Terrible fear suddenly overcame Volódya; he felt as if a ball or a bomb-splinter would come at once and hit him straight on the head. The damp darkness, all these sounds, especially the murmur of the splashing water—all seemed to tell him to go no farther, that no good awaited him here, that he would never again set foot on this side of the bay, that he should turn back at once and run somewhere, as far as possible from this dreadful place of death. “But perhaps it is too late, it is already now decided,” thought he, shuddering partly at the idea and partly because the water had soaked through his boots and was wetting his feet.
Volódya sighed deeply and moved a few steps from his brother.
“O Lord! shall I really be killed—just I? Lord, have mercy on me!” he whispered, and made the sign of the cross.
“Well, Volódya, come!” said the elder brother when the trap had driven on to the bridge. “Did you see the bomb?”
On the bridge the brothers met carts loaded with wounded men, with gabions, and one with furniture driven by a woman. No one stopped them at the further side.
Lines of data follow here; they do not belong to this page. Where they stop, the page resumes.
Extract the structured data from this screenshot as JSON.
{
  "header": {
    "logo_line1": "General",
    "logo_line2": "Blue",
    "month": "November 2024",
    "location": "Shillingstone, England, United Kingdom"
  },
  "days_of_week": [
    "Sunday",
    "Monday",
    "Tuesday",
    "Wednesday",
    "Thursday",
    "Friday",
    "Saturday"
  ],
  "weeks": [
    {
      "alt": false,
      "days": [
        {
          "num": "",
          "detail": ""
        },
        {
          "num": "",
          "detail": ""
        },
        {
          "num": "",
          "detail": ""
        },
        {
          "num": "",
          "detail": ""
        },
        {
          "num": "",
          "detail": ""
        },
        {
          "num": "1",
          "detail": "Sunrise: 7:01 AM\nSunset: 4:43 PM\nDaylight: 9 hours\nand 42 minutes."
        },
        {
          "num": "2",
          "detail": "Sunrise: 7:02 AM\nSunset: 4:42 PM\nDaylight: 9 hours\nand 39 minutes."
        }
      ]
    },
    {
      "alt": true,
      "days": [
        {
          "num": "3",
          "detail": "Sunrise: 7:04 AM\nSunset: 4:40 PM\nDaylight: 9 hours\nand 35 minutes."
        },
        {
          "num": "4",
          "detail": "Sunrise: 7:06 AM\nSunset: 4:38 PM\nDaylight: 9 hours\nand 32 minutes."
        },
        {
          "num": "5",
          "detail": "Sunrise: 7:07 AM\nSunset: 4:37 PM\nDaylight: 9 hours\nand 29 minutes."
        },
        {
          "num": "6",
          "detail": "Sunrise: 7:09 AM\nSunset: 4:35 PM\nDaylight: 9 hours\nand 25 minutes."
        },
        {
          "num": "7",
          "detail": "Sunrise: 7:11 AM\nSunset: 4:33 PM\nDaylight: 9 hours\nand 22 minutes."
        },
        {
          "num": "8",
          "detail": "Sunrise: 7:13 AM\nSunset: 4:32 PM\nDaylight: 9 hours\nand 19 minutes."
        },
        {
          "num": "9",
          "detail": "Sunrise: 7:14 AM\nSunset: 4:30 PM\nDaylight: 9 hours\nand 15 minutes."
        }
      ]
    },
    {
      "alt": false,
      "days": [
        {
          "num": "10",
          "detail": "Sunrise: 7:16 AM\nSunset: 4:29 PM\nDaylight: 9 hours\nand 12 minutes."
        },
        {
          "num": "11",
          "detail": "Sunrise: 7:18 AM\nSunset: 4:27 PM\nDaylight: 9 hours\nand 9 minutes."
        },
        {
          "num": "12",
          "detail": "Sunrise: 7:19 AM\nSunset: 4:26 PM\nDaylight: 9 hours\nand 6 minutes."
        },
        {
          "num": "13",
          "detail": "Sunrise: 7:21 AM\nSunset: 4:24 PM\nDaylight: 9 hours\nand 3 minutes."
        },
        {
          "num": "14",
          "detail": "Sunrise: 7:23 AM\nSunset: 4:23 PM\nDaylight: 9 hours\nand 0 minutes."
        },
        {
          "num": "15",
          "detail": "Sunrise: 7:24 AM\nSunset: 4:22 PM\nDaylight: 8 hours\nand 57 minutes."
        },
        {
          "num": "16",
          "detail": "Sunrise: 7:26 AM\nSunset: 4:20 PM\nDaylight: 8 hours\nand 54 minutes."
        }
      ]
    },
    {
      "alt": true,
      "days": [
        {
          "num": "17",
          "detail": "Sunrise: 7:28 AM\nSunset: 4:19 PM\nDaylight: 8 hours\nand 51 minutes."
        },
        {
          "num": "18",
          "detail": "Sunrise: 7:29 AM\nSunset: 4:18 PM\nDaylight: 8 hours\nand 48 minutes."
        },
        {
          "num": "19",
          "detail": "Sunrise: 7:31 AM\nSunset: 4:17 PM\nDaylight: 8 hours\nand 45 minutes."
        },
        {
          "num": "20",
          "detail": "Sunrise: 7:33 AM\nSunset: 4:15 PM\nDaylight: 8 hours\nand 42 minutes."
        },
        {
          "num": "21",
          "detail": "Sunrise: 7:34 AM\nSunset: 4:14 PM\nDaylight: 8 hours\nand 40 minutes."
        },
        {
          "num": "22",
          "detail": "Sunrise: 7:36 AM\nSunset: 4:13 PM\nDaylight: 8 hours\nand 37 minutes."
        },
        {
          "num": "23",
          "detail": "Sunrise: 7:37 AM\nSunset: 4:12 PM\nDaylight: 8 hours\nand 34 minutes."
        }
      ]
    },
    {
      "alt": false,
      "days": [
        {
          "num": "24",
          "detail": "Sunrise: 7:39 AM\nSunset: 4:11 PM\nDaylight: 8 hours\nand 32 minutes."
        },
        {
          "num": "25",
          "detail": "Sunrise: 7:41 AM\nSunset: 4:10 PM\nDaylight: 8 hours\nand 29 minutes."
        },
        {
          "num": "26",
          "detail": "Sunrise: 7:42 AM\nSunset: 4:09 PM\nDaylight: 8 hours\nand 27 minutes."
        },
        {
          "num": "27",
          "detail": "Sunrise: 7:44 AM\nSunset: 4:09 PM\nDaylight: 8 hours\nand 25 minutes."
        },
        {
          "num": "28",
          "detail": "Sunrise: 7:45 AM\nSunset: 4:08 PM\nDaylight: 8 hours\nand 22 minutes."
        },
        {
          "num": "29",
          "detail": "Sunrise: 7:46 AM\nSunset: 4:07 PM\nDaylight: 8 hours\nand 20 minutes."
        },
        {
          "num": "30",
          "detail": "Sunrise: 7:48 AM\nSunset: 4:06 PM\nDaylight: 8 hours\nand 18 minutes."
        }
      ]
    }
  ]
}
Keeping instinctively under the wall of the Nicholas Battery, and listening to the bombs that were here bursting overhead and to the howling of the falling fragments, the brothers came silently to that part of the battery where the icon hangs. Here they heard that the Fifth Light Artillery, to which Volódya was appointed, was stationed at the Korábelnaya, and they decided that Volódya, in spite of the danger, should spend the night with his elder brother at the Fifth Bastion, and go from there to his battery next morning. After turning into a corridor and stepping across the legs of the soldiers who lay sleeping all along the wall of the battery, they at last reached the Ambulance Station.